I would also need a balanced tube preamp due to the fact the spectrons must be changed internally from balanced/unbalanced.
Any help/input/ideas would be very greatly appreciated as always
duckdownman
Swampwalker gave good advice above..I'd have to agree with him...and the BAT tube preamps, used, around 2k or up are a great choice, If you could go up a little bit and get a BAT VK51SE you'd have to spend a lot of cash to get a better preamp...(like 10k or more...)
You might want to consider pinging Audiogon member "dopogue", he has a lot of experience with Gallo Ref. speakers and tubes. Plus he's a super-nice guy...

-RW-
I agree with Swampwalker and Jfrech, BAT seems to be the natural choice for what you are looking for. Fully balanced, tubed, a bit on the warm side, and HT pass-through.

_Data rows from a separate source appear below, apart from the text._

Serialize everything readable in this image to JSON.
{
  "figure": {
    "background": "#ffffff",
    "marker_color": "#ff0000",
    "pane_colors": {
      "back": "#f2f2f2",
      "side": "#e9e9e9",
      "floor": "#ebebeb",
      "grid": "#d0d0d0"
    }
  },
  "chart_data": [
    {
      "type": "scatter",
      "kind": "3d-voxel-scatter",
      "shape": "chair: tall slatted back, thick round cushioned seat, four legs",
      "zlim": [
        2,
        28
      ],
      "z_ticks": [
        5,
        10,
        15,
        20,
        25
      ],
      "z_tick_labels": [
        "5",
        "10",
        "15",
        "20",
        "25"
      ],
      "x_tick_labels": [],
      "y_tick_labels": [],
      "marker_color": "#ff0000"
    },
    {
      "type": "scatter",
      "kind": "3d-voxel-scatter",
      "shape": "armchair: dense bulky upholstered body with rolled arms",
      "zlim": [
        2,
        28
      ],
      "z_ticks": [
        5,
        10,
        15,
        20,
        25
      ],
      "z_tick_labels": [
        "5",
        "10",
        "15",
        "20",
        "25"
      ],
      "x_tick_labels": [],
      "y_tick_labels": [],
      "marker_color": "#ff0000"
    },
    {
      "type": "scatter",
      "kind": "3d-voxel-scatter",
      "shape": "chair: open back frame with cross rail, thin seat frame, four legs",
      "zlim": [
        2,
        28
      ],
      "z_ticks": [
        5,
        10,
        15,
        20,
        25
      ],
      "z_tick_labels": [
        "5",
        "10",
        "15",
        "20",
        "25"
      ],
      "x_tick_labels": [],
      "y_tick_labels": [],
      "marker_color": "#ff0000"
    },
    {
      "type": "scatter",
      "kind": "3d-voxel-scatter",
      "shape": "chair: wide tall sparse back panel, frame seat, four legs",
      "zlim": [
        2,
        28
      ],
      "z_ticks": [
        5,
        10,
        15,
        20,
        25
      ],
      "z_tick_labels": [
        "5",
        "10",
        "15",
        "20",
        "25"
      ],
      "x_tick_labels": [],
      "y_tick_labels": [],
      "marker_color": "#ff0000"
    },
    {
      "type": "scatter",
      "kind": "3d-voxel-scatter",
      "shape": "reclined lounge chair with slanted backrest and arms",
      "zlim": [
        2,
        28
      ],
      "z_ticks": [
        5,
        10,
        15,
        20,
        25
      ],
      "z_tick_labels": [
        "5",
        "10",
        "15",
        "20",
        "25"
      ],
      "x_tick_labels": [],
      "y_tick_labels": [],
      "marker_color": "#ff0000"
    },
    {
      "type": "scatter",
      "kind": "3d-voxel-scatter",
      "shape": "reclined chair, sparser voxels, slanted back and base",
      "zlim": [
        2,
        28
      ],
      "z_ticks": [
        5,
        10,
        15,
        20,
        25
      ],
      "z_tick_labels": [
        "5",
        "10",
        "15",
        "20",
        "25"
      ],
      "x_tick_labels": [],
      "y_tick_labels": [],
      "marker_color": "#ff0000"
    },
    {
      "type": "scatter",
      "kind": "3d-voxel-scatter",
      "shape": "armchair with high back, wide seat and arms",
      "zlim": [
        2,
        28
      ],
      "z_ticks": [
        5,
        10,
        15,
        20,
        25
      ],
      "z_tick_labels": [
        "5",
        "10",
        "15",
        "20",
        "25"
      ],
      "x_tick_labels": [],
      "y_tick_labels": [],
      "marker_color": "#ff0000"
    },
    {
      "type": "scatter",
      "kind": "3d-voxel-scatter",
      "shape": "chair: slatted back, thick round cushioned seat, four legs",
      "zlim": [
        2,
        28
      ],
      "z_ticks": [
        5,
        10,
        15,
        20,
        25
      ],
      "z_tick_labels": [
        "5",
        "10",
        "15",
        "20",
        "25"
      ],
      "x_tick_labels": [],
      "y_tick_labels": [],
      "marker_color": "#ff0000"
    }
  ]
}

I have never used a Lexicon but I am "thinking" that the analog pass-thru feature MAY indicate that those inputs do not route the signal to the digital signal processing section or DACs in the Lexicon. But I "think" it might route the signal thru the volume attenuator so you would have two attenuators in the circuit, generally not considered a good idea. But I'd read your manual on the Lexicon carefully and perhaps even talk to customer service to make sure.
I don't know if Cary has balanced outputs but you already know you like the sound so that is logical. The other plus about Cary is that most of their preamps use 6SN7 tubes extensively. These tubes are readily available as Old Stock even true NOS. You can roll the tubes until you get the sound you want.
I don't know if Conrad Johnson preamps have balanced circuits but many of their older preamps have that warm sound you seem to be hankering for.